METHOD: A prospective observational study was carried out at North Colombo Teaching Hospital, Ragama, Sri Lanka. Pre-induction digital cervical assessment, transvaginal cervical length, and cervical volume measurements were performed. Inductions with singleton pregnancies at term were included. Basic demographic and clinical details, independent variables (Bishop score, cervical length and cervical volume), and dependent variables (frequency of delivery within 24 h and induction to delivery interval) were recorded. Vaginal delivery within 24 h was the primary outcome.
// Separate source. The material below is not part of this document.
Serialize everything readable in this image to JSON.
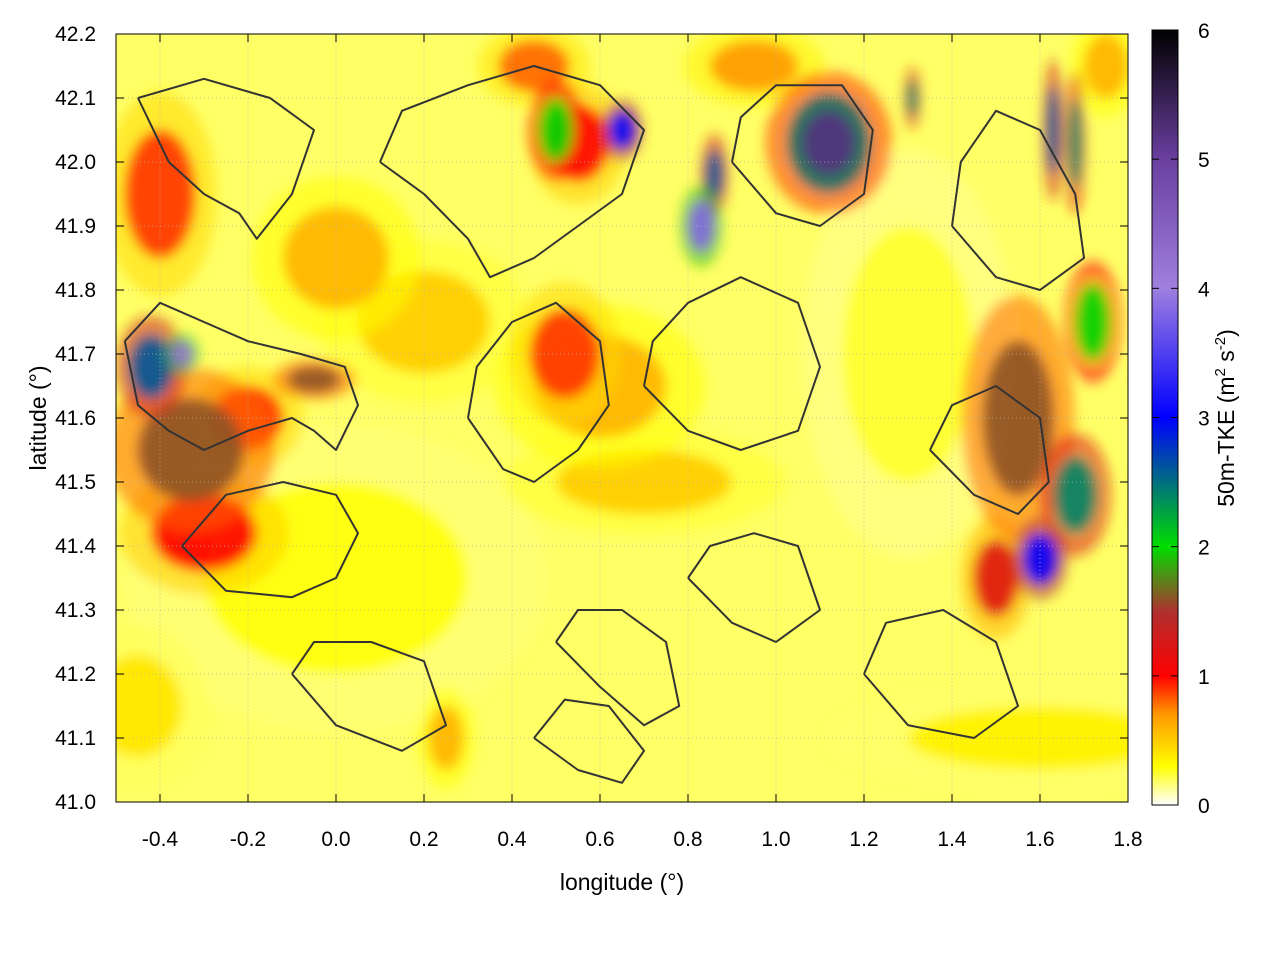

RESULTS: We studied 100 pregnant women who had induction of labour. Median (IQR) Bishop score was 5 (3-6), mean (SD) cervical length was 3.6 (0.7) cm, and mean (SD) cervical volume was 27.5 (10.4) cm3 . Cervical length was the best predictor for predicting the likelihood of vaginal delivery within 24 h [aOR - 12.12 (3.44, 42.71); < 0.001], and cervical volume also appeared to be a significant potential predictor [aOR-1.10 (1.01, 1.17); 0.01]. Cervical length was found to have the highest AUC (0.83) followed by the cervical volume (0.74). The best cut-off value for cervical volume in predicting the likelihood of vaginal delivery within 24 h was less than 28.5 cm3 with a sensitivity of 72% and specificity of 74%.

CONCLUSIONS: Transvaginal sonographic measurement of cervical volume appears to be a potential novel predictor for the likelihood of vaginal delivery within 24 h of induction of labour. Cervical length is still more superior to cervical volume in predicting the likelihood of vaginal delivery. Bishop score was not a significant predictor in this context.